I woke up to the sound of pouring rain. I glanced out the window and could tell that none of my plans for today would work. Mentally, I revised my plans and tried to come up with something better. "Today," I thought to myself, "would be an excellent day to go to the nursing home to visit my friend."
Filled with a sense of renewed purpose, I managed to get myself up and ready. There is something about purpose that is so healing. I have very little of it in my life, so this felt good. However, I was supposed to meet someone just before that I was concerned would conflict with this. Luckily, it didn't.

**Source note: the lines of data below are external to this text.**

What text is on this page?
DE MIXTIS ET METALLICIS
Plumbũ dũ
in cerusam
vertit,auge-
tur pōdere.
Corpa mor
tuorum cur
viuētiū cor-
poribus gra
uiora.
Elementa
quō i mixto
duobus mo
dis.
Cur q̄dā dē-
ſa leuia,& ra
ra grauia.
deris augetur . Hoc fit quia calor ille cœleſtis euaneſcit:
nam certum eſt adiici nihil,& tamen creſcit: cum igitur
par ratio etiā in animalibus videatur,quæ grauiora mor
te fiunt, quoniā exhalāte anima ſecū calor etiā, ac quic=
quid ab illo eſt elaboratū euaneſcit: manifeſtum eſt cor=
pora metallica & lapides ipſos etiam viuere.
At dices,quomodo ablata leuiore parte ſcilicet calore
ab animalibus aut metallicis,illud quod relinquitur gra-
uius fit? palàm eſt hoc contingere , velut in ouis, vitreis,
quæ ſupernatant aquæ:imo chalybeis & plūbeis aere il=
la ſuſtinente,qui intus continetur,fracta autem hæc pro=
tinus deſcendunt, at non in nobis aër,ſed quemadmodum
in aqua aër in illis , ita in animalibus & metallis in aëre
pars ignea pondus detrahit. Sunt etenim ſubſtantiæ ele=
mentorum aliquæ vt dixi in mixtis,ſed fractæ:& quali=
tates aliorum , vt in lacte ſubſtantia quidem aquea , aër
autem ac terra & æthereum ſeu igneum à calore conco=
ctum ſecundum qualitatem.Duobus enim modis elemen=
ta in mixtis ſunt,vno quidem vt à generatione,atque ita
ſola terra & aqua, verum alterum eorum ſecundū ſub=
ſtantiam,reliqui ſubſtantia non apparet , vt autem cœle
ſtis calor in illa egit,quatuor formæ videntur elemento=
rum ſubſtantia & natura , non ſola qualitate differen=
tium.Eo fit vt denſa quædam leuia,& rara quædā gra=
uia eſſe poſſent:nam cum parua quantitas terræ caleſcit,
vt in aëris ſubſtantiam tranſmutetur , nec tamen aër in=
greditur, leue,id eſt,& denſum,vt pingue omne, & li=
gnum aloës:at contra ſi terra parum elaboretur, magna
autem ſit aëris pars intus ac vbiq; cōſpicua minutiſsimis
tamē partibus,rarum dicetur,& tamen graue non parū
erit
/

When I got to the bus stop, I could see the bus was full. A few months ago, that would have completely scared me away, but today I was determined to do something meaningful, and not come home and complain about my life. So I got on. Or tried to - the bus driver refused to lower the ramp for me so I could get on the bus without hurting myself, which is a problem that has only developed recently. He said it was only for wheelchairs. I told him the transportation manager of Metro had told me it was for anyone with a disability, and assured him I would be contacting him if he refused me access. He let me on.

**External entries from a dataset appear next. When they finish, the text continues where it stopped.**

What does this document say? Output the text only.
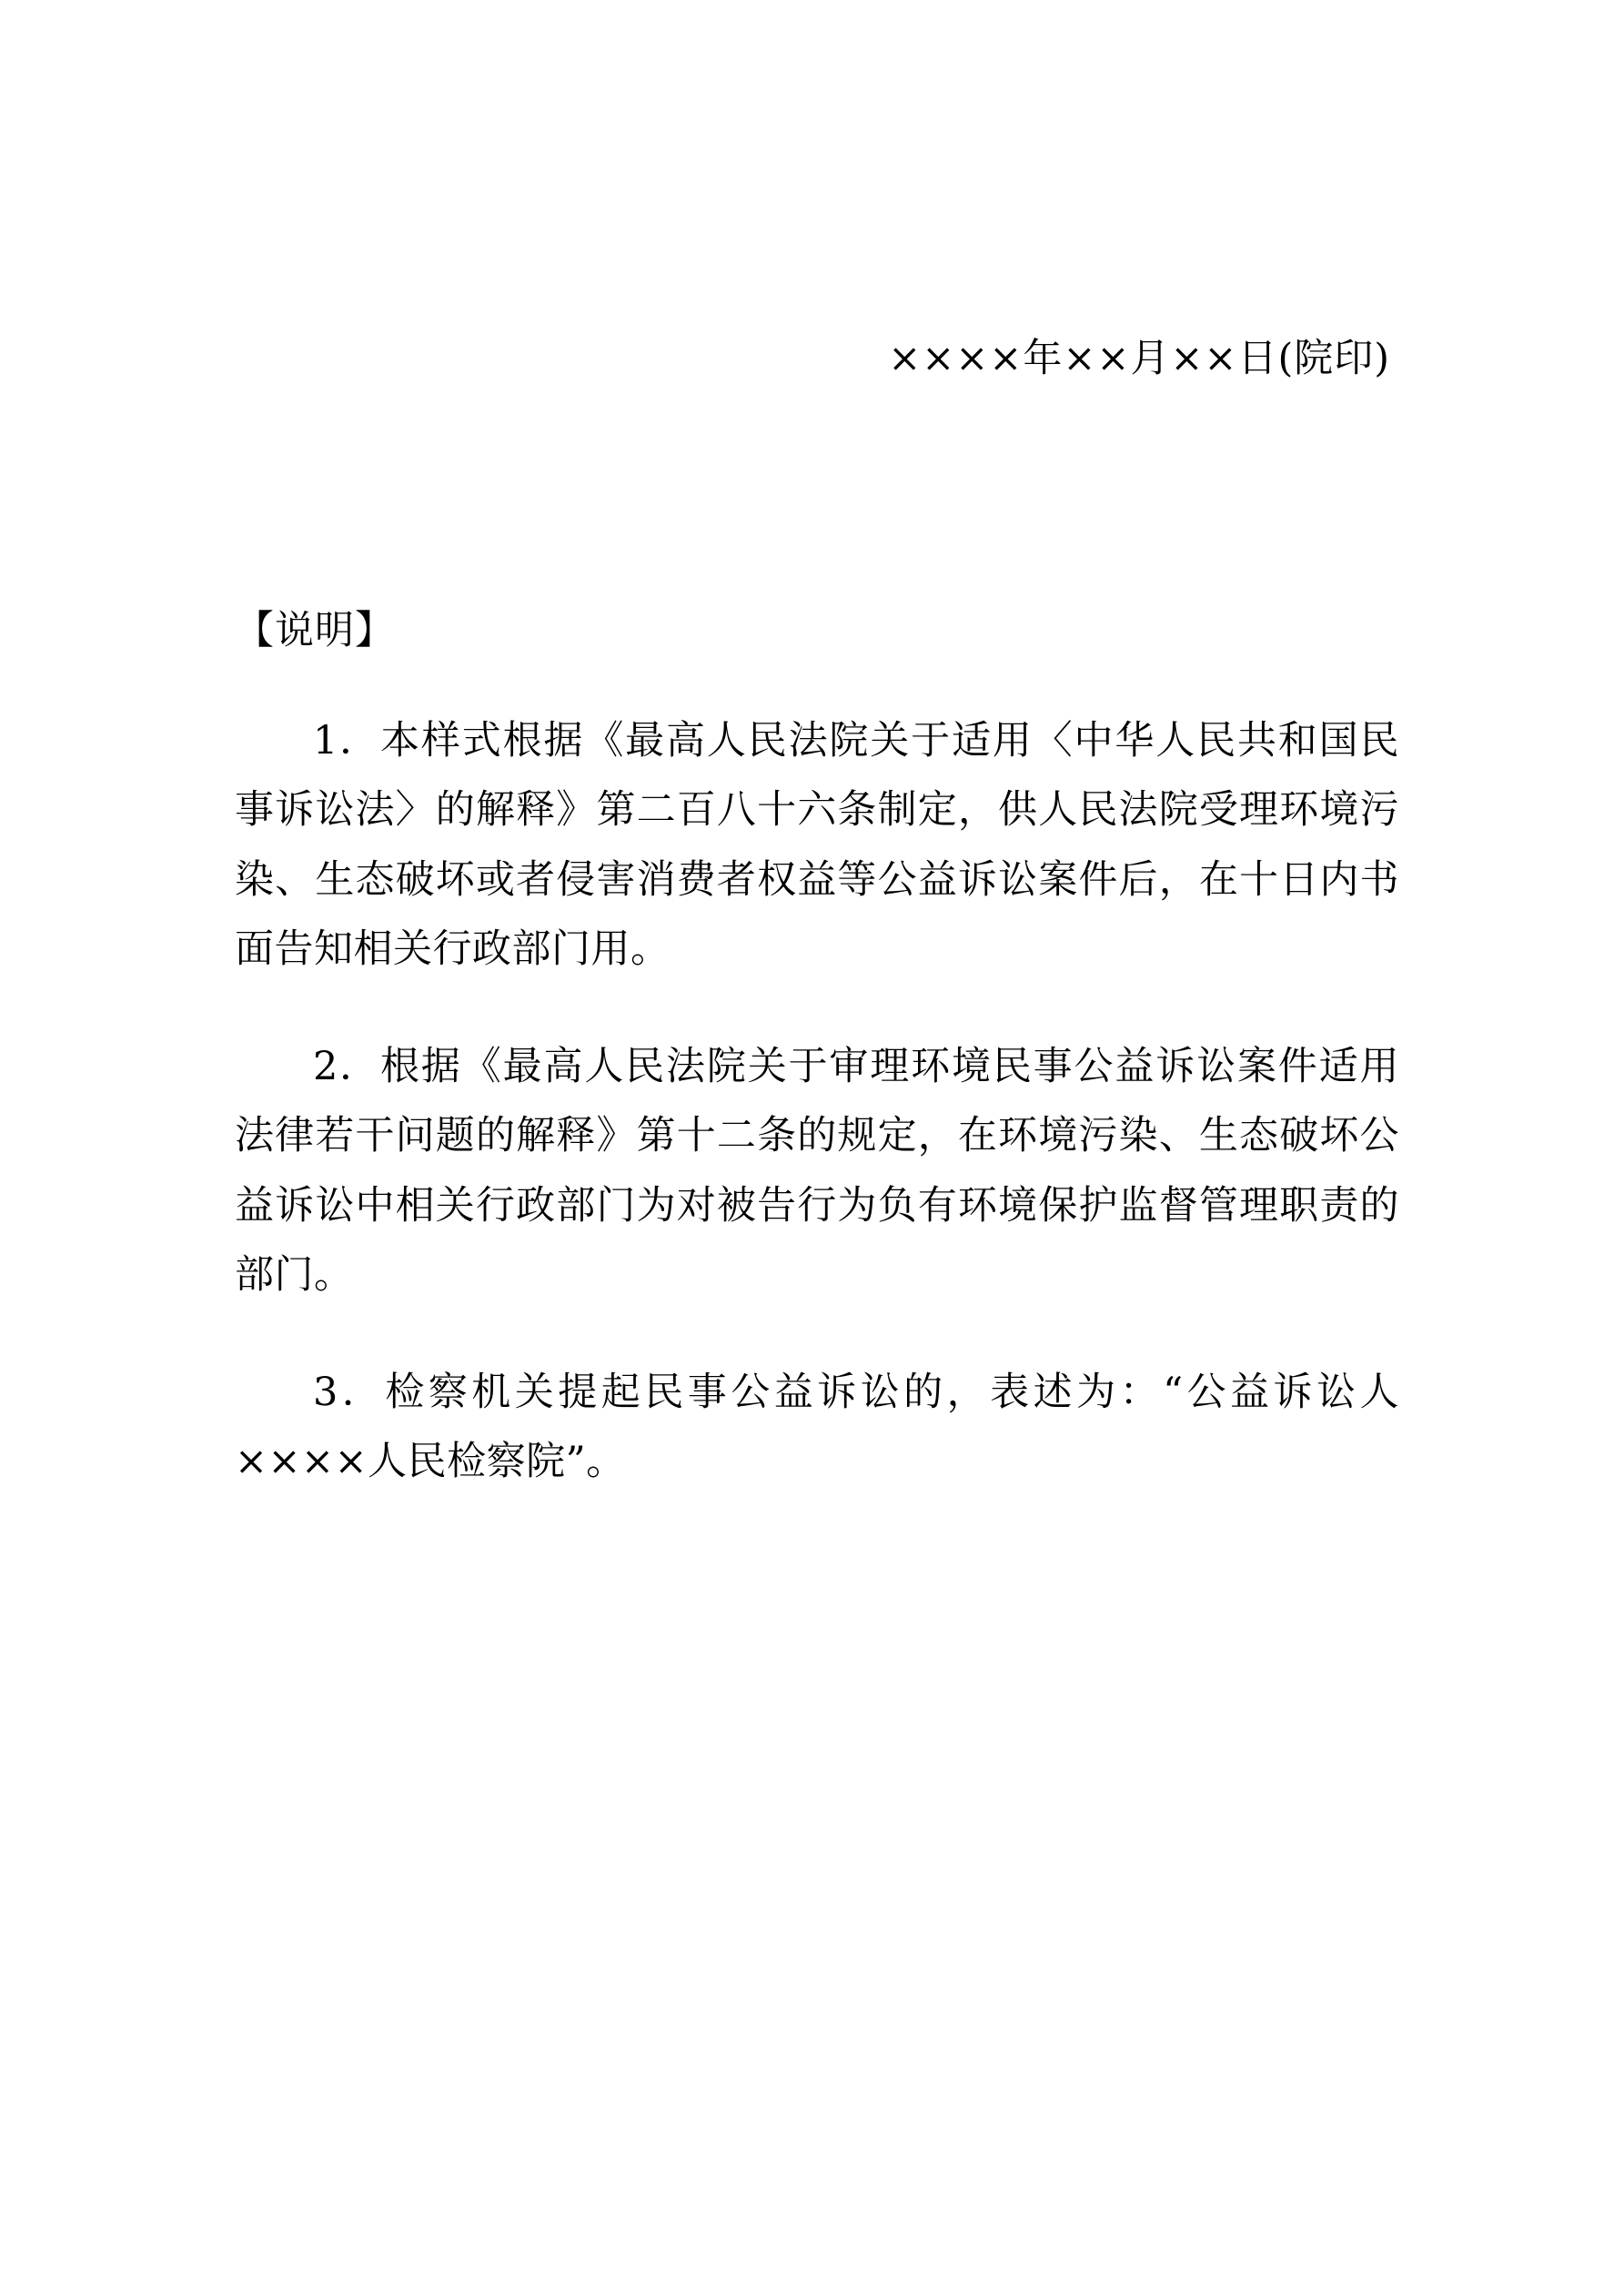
××××年××月××日(院印)
【说明】

1．本样式根据《最高人民法院关于适用〈中华人民共和国民事诉讼法〉的解释》第二百八十六条制定，供人民法院受理环境污染、生态破坏或者侵害消费者权益等公益诉讼案件后，在十日内书面告知相关行政部门用。

2．根据《最高人民法院关于审理环境民事公益诉讼案件适用法律若干问题的解释》第十二条的规定，在环境污染、生态破坏公益诉讼中相关行政部门为对被告行为负有环境保护监督管理职责的部门。

3．检察机关提起民事公益诉讼的，表述为：“公益诉讼人××××人民检察院”。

The woman I visit was sitting outside when I got there, which is unusual for her. I was so relieved I wouldn't have to go looking for her, which makes me anxious but I am willing to do it. Her face lit up when she saw me, as did mine when I saw her. We only had about 45 minutes before she had to leave for dinner, but I felt safe in those 45 minutes. I just felt safe, because I was in the company of someone who actually wanted to be with me. I relaxed, even if just for a few minutes, for the first time in days. It didn't matter what we talked about.
A 93 year old visiting Catholic priest came to give her Communion, which is something I have never witnessed before but found interesting. The content of the prayers... well, some of the prayers... were not that different from the prayers we say at the synagogue. The parts about loving each other and praying for one's health and happiness... not all that different. I couldn't get over how amazing it was that she could still do this at 93, and my friend clearly loved being around her, which was cool.

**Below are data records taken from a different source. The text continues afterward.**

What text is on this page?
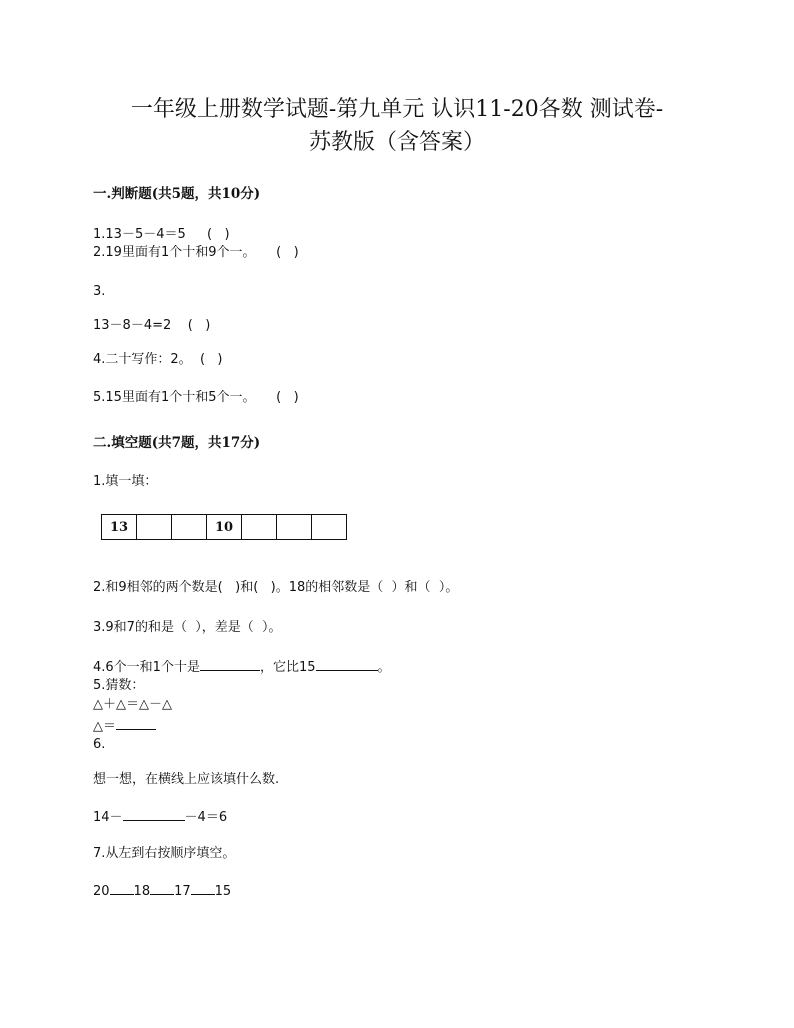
一年级上册数学试题-第九单元 认识11-20各数 测试卷-
苏教版（含答案）
一.判断题(共5题，共10分)
1.13－5－4＝5　  (   )
2.19里面有1个十和9个一。     (   )
3.
13－8－4=2    (   )
4.二十写作：2。  (   )
5.15里面有1个十和5个一。     (   )
二.填空题(共7题，共17分)
1.填一填：
13			10			
2.和9相邻的两个数是(   )和(   )。18的相邻数是（  ）和（  ）。
3.9和7的和是（  ），差是（  ）。
4.6个一和1个十是	，它比15	。
5.猜数：
△＋△＝△－△
△＝
6.
想一想，在横线上应该填什么数.
14－	－4＝6
7.从左到右按顺序填空。
20 18 17 15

I talked to the receptionist a bit and left for a bus I ended up having to wait way too long for, but such is life. I saw my friend Ryan when I got off the bus and Lillian when I got on the next , shorter bus home. I felt like part of a community when this happened.
These are small insights, small accomplishments, nothing notable or profound - except that it is.
Because every day you fight bone-crunching depression and anxiety to be able to go out and do something for someone else is a day you save yourself from a fate that is almost unbearable.
It wasn't a remarkable day if you compare it to most things. But it pulled me if only briefly out of ever-growing depression and anxiety episode, and for that, I am glad.
It was nearly a year ago - 10 months or so - when I started going here. At that time, I thought I could NEVER take the bus there. It took months to get used to going there. But today, I handled both the bus and the building with no problem.
I only hope and pray there will be other things I can learn do with as much ease in my life that I am convinced are impossible now.